Entscheidungsstichwort (Thema)

Fortbestehen der Rentenversicherungspflicht aufgrund einer im Beitrittsgebiet ausgeübten selbständigen Tätigkeit

 

Orientierungssatz

1. Personen, die am 31. 12. 1991 im Beitrittsgebiet versicherungspflichtig waren, nicht ab dem 1. 1. 1992 nach den §§ 1 bis 3 SGB 6 versicherungspflichtig geworden sind und nicht bis zum 31. 12. 1994 die Beendigung der Versicherungspflicht beantragt haben, bleiben in der jeweiligen Tätigkeit oder für die Zeit des jeweiligen Leistungsbezugs versicherungspflichtig.

2. Personen, die eine selbständige Tätigkeit ausüben, werden nach § 20 Abs. 1 S. 1 SVG auf Antrag innerhalb von fünf Jahren nach erstmaliger Aufnahme einer selbständigen Tätigkeit von der Versicherungspflicht unter bestimmten Voraussetzungen befreit. Für den Versicherungszweig der gesetzlichen Rentenversicherung galten die Regelungen des SVG nach dem Einigungsvertrag noch bis zum 31. 12. 1991 weiter.

3. Zu einer wirksamen Antragstellung ist die nachgewiesene Absendung des Befreiungsantrags nicht ausreichend. Erforderlich ist hierzu der Nachweis des fristgerechten Zugangs bei der Behörde.

 

Tenor

Die Berufung wird zurückgewiesen.

Kosten sind nicht zu erstatten.

Die Revision wird nicht zugelassen.

 

Tatbestand

Die Beteiligten streiten über die Versicherungspflicht des Klägers in der gesetzlichen Rentenversicherung als Einzelunternehmer nach § 229a Abs. 1 Sechstes Buch Sozialgesetzbuch (SGB VI), die Befreiung von dieser Versicherungspflicht und die Pflicht zur Abführung von Beiträgen auf dieser Grundlage.

Der Kläger betreibt seit dem 1990 im Rahmen einer selbstständigen Tätigkeit ein Bestattungsunternehmen.

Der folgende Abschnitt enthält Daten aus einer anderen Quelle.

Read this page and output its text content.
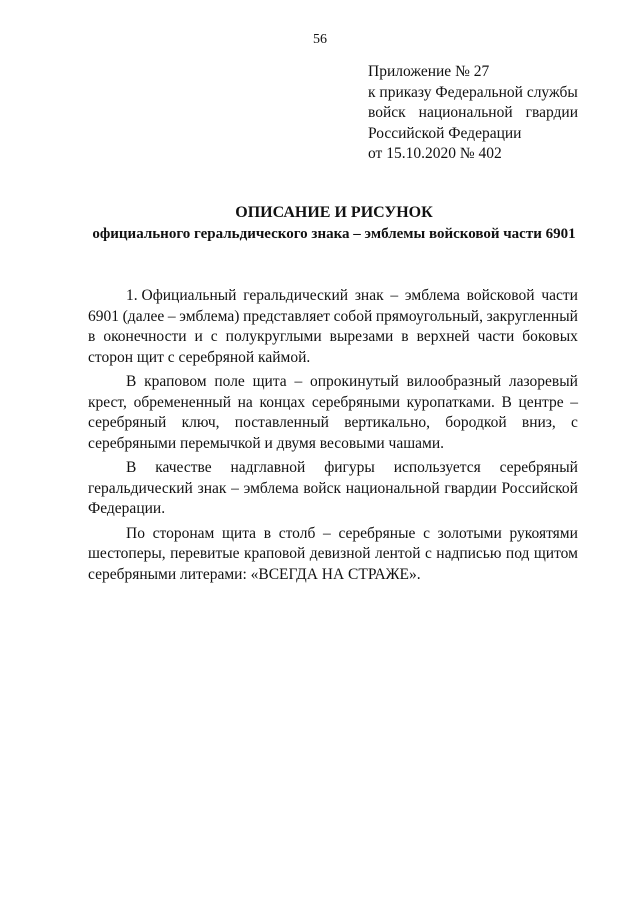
56
Приложение № 27
к приказу Федеральной службы
войск национальной гвардии
Российской Федерации
от 15.10.2020 № 402
ОПИСАНИЕ И РИСУНОК
официального геральдического знака – эмблемы войсковой части 6901
1. Официальный геральдический знак – эмблема войсковой части
6901 (далее – эмблема) представляет собой прямоугольный, закругленный
в оконечности и с полукруглыми вырезами в верхней части боковых
сторон щит с серебряной каймой.
В краповом поле щита – опрокинутый вилообразный лазоревый
крест, обремененный на концах серебряными куропатками. В центре –
серебряный ключ, поставленный вертикально, бородкой вниз, с
серебряными перемычкой и двумя весовыми чашами.
В качестве надглавной фигуры используется серебряный
геральдический знак – эмблема войск национальной гвардии Российской
Федерации.
По сторонам щита в столб – серебряные с золотыми рукоятями
шестоперы, перевитые краповой девизной лентой с надписью под щитом
серебряными литерами: «ВСЕГДА НА СТРАЖЕ».
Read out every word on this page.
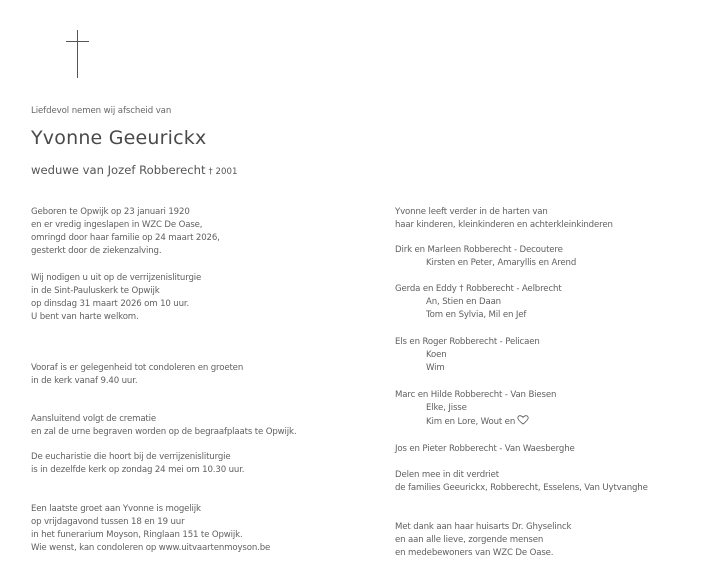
Liefdevol nemen wij afscheid van
Yvonne Geeurickx
weduwe van Jozef Robberecht † 2001

Geboren te Opwijk op 23 januari 1920

en er vredig ingeslapen in WZC De Oase,

omringd door haar familie op 24 maart 2026,

gesterkt door de ziekenzalving.

Wij nodigen u uit op de verrijzenisliturgie

in de Sint-Pauluskerk te Opwijk

op dinsdag 31 maart 2026 om 10 uur.

U bent van harte welkom.

Vooraf is er gelegenheid tot condoleren en groeten

in de kerk vanaf 9.40 uur.

Aansluitend volgt de crematie

en zal de urne begraven worden op de begraafplaats te Opwijk.

De eucharistie die hoort bij de verrijzenisliturgie

is in dezelfde kerk op zondag 24 mei om 10.30 uur.

Een laatste groet aan Yvonne is mogelijk

op vrijdagavond tussen 18 en 19 uur

in het funerarium Moyson, Ringlaan 151 te Opwijk.

Wie wenst, kan condoleren op www.uitvaartenmoyson.be

Yvonne leeft verder in de harten van

haar kinderen, kleinkinderen en achterkleinkinderen

Dirk en Marleen Robberecht - Decoutere

Kirsten en Peter, Amaryllis en Arend

Gerda en Eddy † Robberecht - Aelbrecht

An, Stien en Daan

Tom en Sylvia, Mil en Jef

Els en Roger Robberecht - Pelicaen

Koen

Wim

Marc en Hilde Robberecht - Van Biesen

Elke, Jisse

Kim en Lore, Wout en

Jos en Pieter Robberecht - Van Waesberghe

Delen mee in dit verdriet

de families Geeurickx, Robberecht, Esselens, Van Uytvanghe

Met dank aan haar huisarts Dr. Ghyselinck

en aan alle lieve, zorgende mensen

en medebewoners van WZC De Oase.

Er erzielte nach Aufnahme der Tätigkeit Gewinne aus Gewerbebetrieb in den Monaten Juni bis Dezember 1990 in Höhe von 3.969,00 DM und im gesamten Jahr 1991 in Höhe von 71.564,00 DM.

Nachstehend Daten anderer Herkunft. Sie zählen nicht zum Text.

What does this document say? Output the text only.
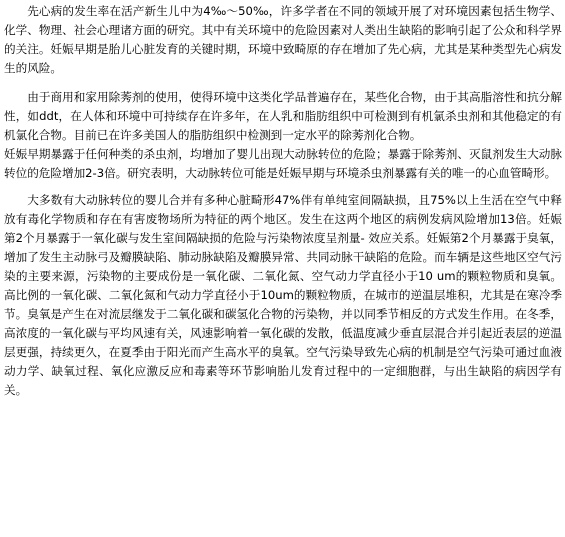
先心病的发生率在活产新生儿中为4‰～50‰，许多学者在不同的领域开展了对环境因素包括生物学、化学、物理、社会心理诸方面的研究。其中有关环境中的危险因素对人类出生缺陷的影响引起了公众和科学界的关注。妊娠早期是胎儿心脏发育的关键时期，环境中致畸原的存在增加了先心病，尤其是某种类型先心病发生的风险。

由于商用和家用除莠剂的使用，使得环境中这类化学品普遍存在，某些化合物，由于其高脂溶性和抗分解性，如ddt，在人体和环境中可持续存在许多年，在人乳和脂肪组织中可检测到有机氯杀虫剂和其他稳定的有机氯化合物。目前已在许多美国人的脂肪组织中检测到一定水平的除莠剂化合物。

妊娠早期暴露于任何种类的杀虫剂，均增加了婴儿出现大动脉转位的危险；暴露于除莠剂、灭鼠剂发生大动脉转位的危险增加2-3倍。研究表明，大动脉转位可能是妊娠早期与环境杀虫剂暴露有关的唯一的心血管畸形。

大多数有大动脉转位的婴儿合并有多种心脏畸形47%伴有单纯室间隔缺损，且75%以上生活在空气中释放有毒化学物质和存在有害废物场所为特征的两个地区。发生在这两个地区的病例发病风险增加13倍。妊娠第2个月暴露于一氧化碳与发生室间隔缺损的危险与污染物浓度呈剂量- 效应关系。妊娠第2个月暴露于臭氧，增加了发生主动脉弓及瓣膜缺陷、肺动脉缺陷及瓣膜异常、共同动脉干缺陷的危险。而车辆是这些地区空气污染的主要来源，污染物的主要成份是一氧化碳、二氧化氮、空气动力学直径小于10 um的颗粒物质和臭氧。高比例的一氧化碳、二氧化氮和气动力学直径小于10um的颗粒物质，在城市的逆温层堆积，尤其是在寒冷季节。臭氧是产生在对流层继发于二氧化碳和碳氢化合物的污染物，并以同季节相反的方式发生作用。在冬季，高浓度的一氧化碳与平均风速有关，风速影响着一氧化碳的发散，低温度减少垂直层混合并引起近表层的逆温层更强，持续更久，在夏季由于阳光而产生高水平的臭氧。空气污染导致先心病的机制是空气污染可通过血液动力学、缺氧过程、氧化应激反应和毒素等环节影响胎儿发育过程中的一定细胞群，与出生缺陷的病因学有关。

Bei der Beklagten erfolgte nach einem Antrag des Klägers auf Klärung seines Rentenversicherungskontos intern im Februar 2008 eine Anfrage bei dem Bereich Beitragsverfahren im Hinblick auf eine Versicherungspflicht des Klägers auf Grund der selbstständigen Erwerbstätigkeit. Die Beklagte teilte dem Kläger mit Schreiben vom 11. März 2008 mit, er habe bis zum 31. Dezember 1991 der Versicherungspflicht nach § 10 des Gesetzes über die Sozialversicherung (SVG) unterlegen, die nach § 229a Abs. 1 SGB VI im Anschluss daran fortbestanden habe. Er werde gebeten mitzuteilen, ob die Beitragsberechnung auf der Grundlage der Bezugsgröße (Ost) oder einkommensgerecht erfolgen solle.

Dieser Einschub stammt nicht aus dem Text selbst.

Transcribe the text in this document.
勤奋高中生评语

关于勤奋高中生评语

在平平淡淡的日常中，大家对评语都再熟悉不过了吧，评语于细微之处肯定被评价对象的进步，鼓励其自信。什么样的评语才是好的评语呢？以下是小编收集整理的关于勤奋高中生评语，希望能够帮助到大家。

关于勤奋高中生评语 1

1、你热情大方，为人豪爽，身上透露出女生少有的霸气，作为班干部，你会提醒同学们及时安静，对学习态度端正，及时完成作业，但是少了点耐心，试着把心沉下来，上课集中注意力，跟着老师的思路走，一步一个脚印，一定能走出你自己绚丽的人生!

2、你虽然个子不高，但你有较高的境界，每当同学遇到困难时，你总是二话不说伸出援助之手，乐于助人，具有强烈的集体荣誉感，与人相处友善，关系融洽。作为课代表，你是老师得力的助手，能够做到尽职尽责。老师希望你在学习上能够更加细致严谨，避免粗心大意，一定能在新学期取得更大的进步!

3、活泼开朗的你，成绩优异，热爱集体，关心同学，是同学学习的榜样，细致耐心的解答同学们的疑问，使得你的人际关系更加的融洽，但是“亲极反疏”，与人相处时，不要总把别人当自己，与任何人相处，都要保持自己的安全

Mit Bescheid vom 26. August 2008 stellte die Beklagte die über den 31. Dezember 1991 fortbestehende Versicherungspflicht des Klägers in der gesetzlichen Rentenversicherung nach § 229a Abs. 1 SGB VI auf Grund seiner selbstständigen Tätigkeit im Beitrittsgebiet fest. Sie forderte Beiträge jeweils in Höhe des maßgebenden Regelbeitrags entsprechend der beigefügten Beitragsrechnung für die Zeit vom 1. Dezember 2002 bis zum 31. August 2008 in Höhe von insgesamt 27.733,28 EUR. Für die Zeit vom 1. Juni 1990 bis zum 30. November 2002 sei der Anspruch auf Beiträge verjährt.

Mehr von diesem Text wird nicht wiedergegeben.